On Wednesday, the Federal Reserve declared its intent to raise short-term interest rates and to continue raising them throughout the year, as part of a more aggressive tactic to drain money from the financial system as economic growth continues.
According to Fed Chairwoman Janet Yellen, the Fed has “confidence in the robustness of the economy and its resilience to shocks”. Officials have intentions to raise the benchmark rate by a quarter percentage point to between 0.75% and 1%, and plan on two more increases in 2017.
Ms. Janet Yellen indicated that the Fed expects continued improvement from the economy in the next year. Markets reacted very well to Yellen’s remarks, sending stocks and bonds higher. The Dow Jones Industrial Average rose roughly 113 points to 20,950.10, welcoming the news. Meanwhile, the 10-year U.S. Treasury note benchmark yield fell to 2.500% from 2.595% on Tuesday. Keep in mind that though the yield fell, the markets saw higher bond prices.
In this phase of the economic cycle, the central bank is considering the chance that the economy could well exceed forecasts.

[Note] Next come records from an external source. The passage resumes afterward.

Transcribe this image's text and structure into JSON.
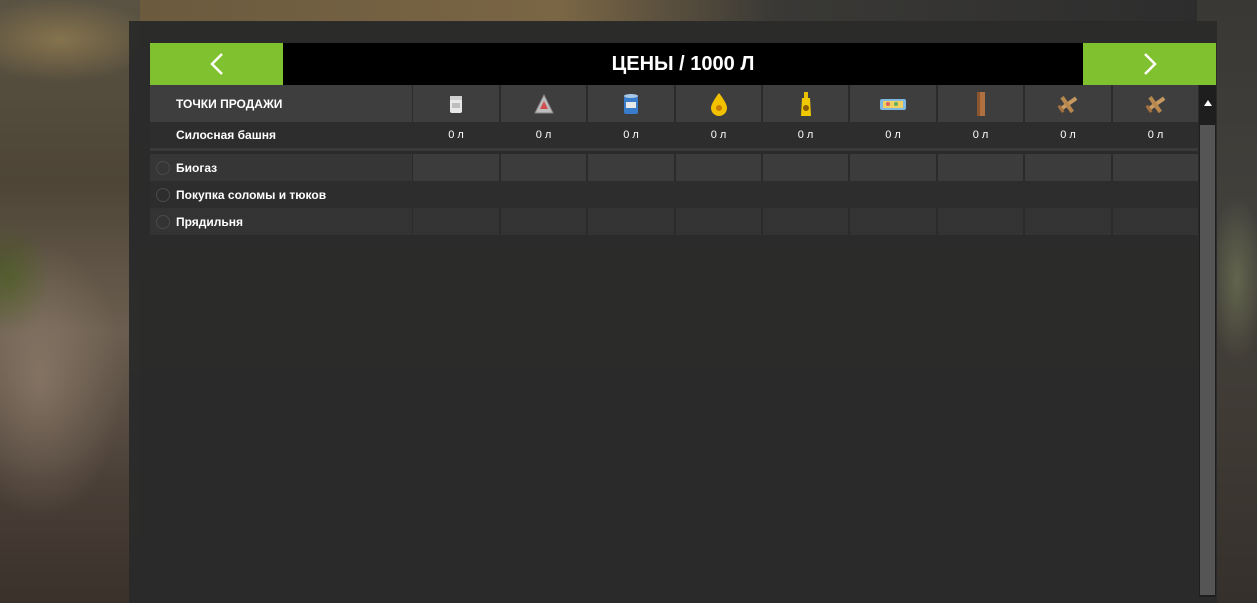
{
  "header": {
    "title": "ЦЕНЫ / 1000 Л",
    "prev_icon": "chevron-left-icon",
    "next_icon": "chevron-right-icon",
    "accent_color": "#7fc12e"
  },
  "table": {
    "header_label": "ТОЧКИ ПРОДАЖИ",
    "columns": [
      {
        "icon": "flour-bag-icon"
      },
      {
        "icon": "fertilizer-pyramid-icon"
      },
      {
        "icon": "butter-can-icon"
      },
      {
        "icon": "sunflower-oil-drop-icon"
      },
      {
        "icon": "sunflower-oil-bottle-icon"
      },
      {
        "icon": "cake-icon"
      },
      {
        "icon": "cardboard-icon"
      },
      {
        "icon": "wooden-toy-plane-icon"
      },
      {
        "icon": "wooden-toy-plane-icon"
      }
    ],
    "silo": {
      "label": "Силосная башня",
      "values": [
        "0 л",
        "0 л",
        "0 л",
        "0 л",
        "0 л",
        "0 л",
        "0 л",
        "0 л",
        "0 л"
      ]
    },
    "rows": [
      {
        "label": "Биогаз",
        "style": "dark"
      },
      {
        "label": "Покупка соломы и тюков",
        "style": "plain"
      },
      {
        "label": "Прядильня",
        "style": "pattern"
      }
    ]
  }
}
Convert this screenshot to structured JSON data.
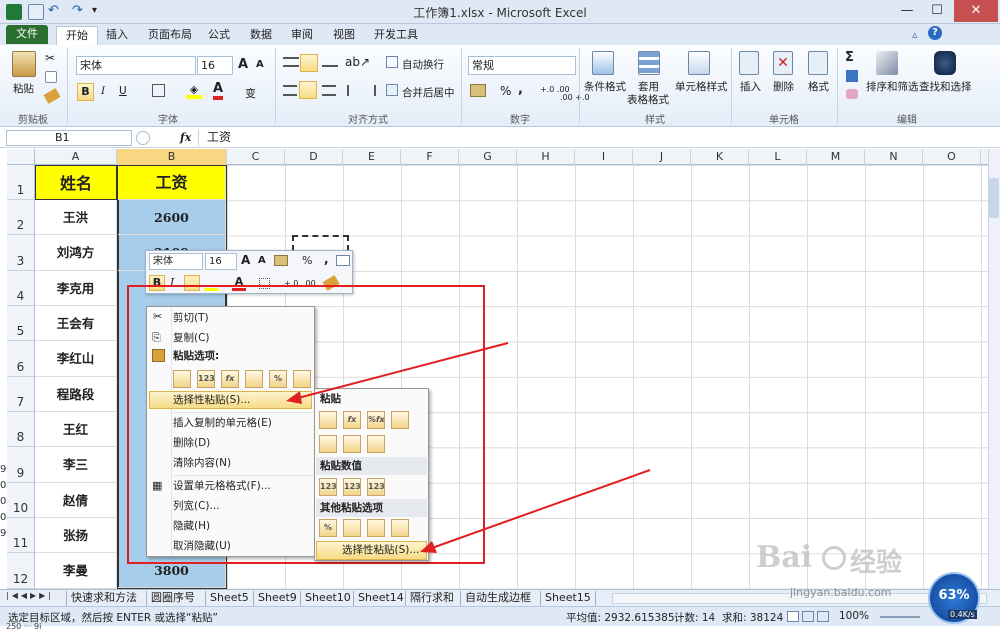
{
  "window": {
    "title": "工作簿1.xlsx - Microsoft Excel",
    "minimize": "—",
    "maximize": "☐",
    "close": "✕"
  },
  "tabs": [
    "文件",
    "开始",
    "插入",
    "页面布局",
    "公式",
    "数据",
    "审阅",
    "视图",
    "开发工具"
  ],
  "ribbon": {
    "clipboard": {
      "paste": "粘贴",
      "label": "剪贴板"
    },
    "font": {
      "name": "宋体",
      "size": "16",
      "bold": "B",
      "italic": "I",
      "underline": "U",
      "label": "字体",
      "grow": "A",
      "shrink": "A",
      "fill": "A"
    },
    "align": {
      "wrap": "自动换行",
      "merge": "合并后居中",
      "label": "对齐方式"
    },
    "number": {
      "format": "常规",
      "percent": "%",
      "comma": ",",
      "label": "数字",
      "inc": "+.0 .00",
      "dec": ".00 +.0"
    },
    "styles": {
      "cond": "条件格式",
      "table1": "套用",
      "table2": "表格格式",
      "cell": "单元格样式",
      "label": "样式"
    },
    "cells": {
      "insert": "插入",
      "delete": "删除",
      "format": "格式",
      "label": "单元格"
    },
    "editing": {
      "sum": "Σ",
      "sort": "排序和筛选",
      "find": "查找和选择",
      "label": "编辑"
    }
  },
  "formula": {
    "namebox": "B1",
    "fx": "fx",
    "content": "工资"
  },
  "columns": [
    "A",
    "B",
    "C",
    "D",
    "E",
    "F",
    "G",
    "H",
    "I",
    "J",
    "K",
    "L",
    "M",
    "N",
    "O"
  ],
  "rows": [
    "1",
    "2",
    "3",
    "4",
    "5",
    "6",
    "7",
    "8",
    "9",
    "10",
    "11",
    "12"
  ],
  "colA": [
    "姓名",
    "王洪",
    "刘鸿方",
    "李克用",
    "王会有",
    "李红山",
    "程路段",
    "王红",
    "李三",
    "赵倩",
    "张扬",
    "李曼"
  ],
  "colB": [
    "工资",
    "2600",
    "2100",
    "",
    "",
    "",
    "",
    "",
    "",
    "",
    "",
    "3800"
  ],
  "mini": {
    "font": "宋体",
    "size": "16",
    "grow": "A",
    "shrink": "A",
    "percent": "%",
    "comma": ",",
    "bold": "B",
    "italic": "I"
  },
  "context_menu": [
    {
      "label": "剪切(T)",
      "icon": "✂"
    },
    {
      "label": "复制(C)",
      "icon": "⎘"
    },
    {
      "label": "粘贴选项:",
      "icon": "📋"
    },
    {
      "label": "选择性粘贴(S)...",
      "icon": ""
    },
    {
      "label": "插入复制的单元格(E)",
      "icon": ""
    },
    {
      "label": "删除(D)",
      "icon": ""
    },
    {
      "label": "清除内容(N)",
      "icon": ""
    },
    {
      "label": "设置单元格格式(F)...",
      "icon": "▦"
    },
    {
      "label": "列宽(C)...",
      "icon": ""
    },
    {
      "label": "隐藏(H)",
      "icon": ""
    },
    {
      "label": "取消隐藏(U)",
      "icon": ""
    }
  ],
  "paste_icons": [
    "",
    "123",
    "fx",
    "",
    "%",
    ""
  ],
  "submenu": {
    "h1": "粘贴",
    "h2": "粘贴数值",
    "h3": "其他粘贴选项",
    "item": "选择性粘贴(S)...",
    "row1": [
      "",
      "fx",
      "%fx",
      ""
    ],
    "row2": [
      "",
      "",
      ""
    ],
    "row3": [
      "123",
      "123",
      "123"
    ],
    "row4": [
      "%",
      "",
      "",
      ""
    ]
  },
  "sheets": [
    "快速求和方法",
    "圆圈序号",
    "Sheet5",
    "Sheet9",
    "Sheet10",
    "Sheet14",
    "隔行求和",
    "自动生成边框",
    "Sheet15"
  ],
  "status": {
    "msg": "选定目标区域，然后按 ENTER 或选择“粘贴”",
    "avg": "平均值: 2932.615385",
    "count": "计数: 14",
    "sum": "求和: 38124",
    "zoom": "100%",
    "badge": "63%",
    "speed": "0.4K/s"
  },
  "watermark": {
    "brand": "Bai",
    "brand2": "经验",
    "url": "jingyan.baidu.com"
  },
  "left_edge": [
    "9",
    "0",
    "0",
    "0",
    "9"
  ],
  "bottom_edge": "250 ··· 9i",
  "colors": {
    "yellow": "#ffff00",
    "blue": "#a6cdea",
    "red": "#e02020",
    "header": "#f0f3f8"
  }
}
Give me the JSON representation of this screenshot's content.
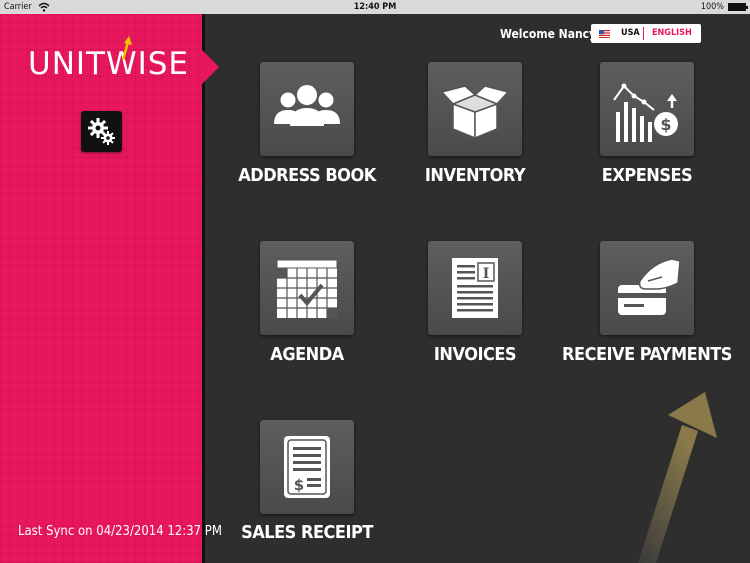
{
  "status_bar": {
    "carrier": "Carrier",
    "time": "12:40 PM",
    "battery": "100%"
  },
  "sidebar": {
    "logo": "UNITWISE",
    "last_sync": "Last Sync on 04/23/2014 12:37 PM"
  },
  "header": {
    "welcome": "Welcome Nancy!",
    "country": "USA",
    "language": "ENGLISH"
  },
  "menu": [
    {
      "label": "ADDRESS BOOK",
      "icon": "people-icon"
    },
    {
      "label": "INVENTORY",
      "icon": "box-icon"
    },
    {
      "label": "EXPENSES",
      "icon": "chart-dollar-icon"
    },
    {
      "label": "AGENDA",
      "icon": "calendar-icon"
    },
    {
      "label": "INVOICES",
      "icon": "document-icon"
    },
    {
      "label": "RECEIVE PAYMENTS",
      "icon": "card-payment-icon"
    },
    {
      "label": "SALES RECEIPT",
      "icon": "receipt-icon"
    }
  ],
  "colors": {
    "sidebar": "#e8175d",
    "content_background": "#2e2e2e",
    "tile": "#555555",
    "accent_arrow": "#8a7a4a"
  }
}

Interestingly, this wasn’t the case in the recent years; previously, the Fed’s desire to raise rates was stalled by sudden shocks, pointing to possibilities that the market might underperform.
federal reserve and the trump administration
Investors are also worried about a potential clash between the Fed and the Trump administration. However, Ms. Yellen dismissed these concerns, stating that both parties “would certainly welcome stronger economic growth in the context of price stability.” Ms. Yellen also said that she was pleased with her discussions with Treasury Secretary Steven Mnuchin. “I fully expect to have a strong relationship with Secretary Mnuchin,” she remarked.
interest rates in housing
There are mixed thoughts in the housing sector. Some say that rate increases will have little to no impact on home buyers, and the increased optimism generated from the thriving job market will counterbalance increased mortgage payments.
Detractors such as Lou Barnes, a mortgage banker, think it increased rates will force homebuyers to recalibrate to increased payments. “We haven’t had rates above 4.5% for at least five years. No matter how crazy low these rates are, we’re calibrated to it,” said Barnes.
What do you think?
- Think of some things you buy that are affected by interest rates. How do you think increased interest rates will affect you in the future?
- Why is the Federal Reserve raising interest rates? Where do you think the economy will be in a few years?
- Is the Federal Reserve making the right decision by hiking rates? Why or why not?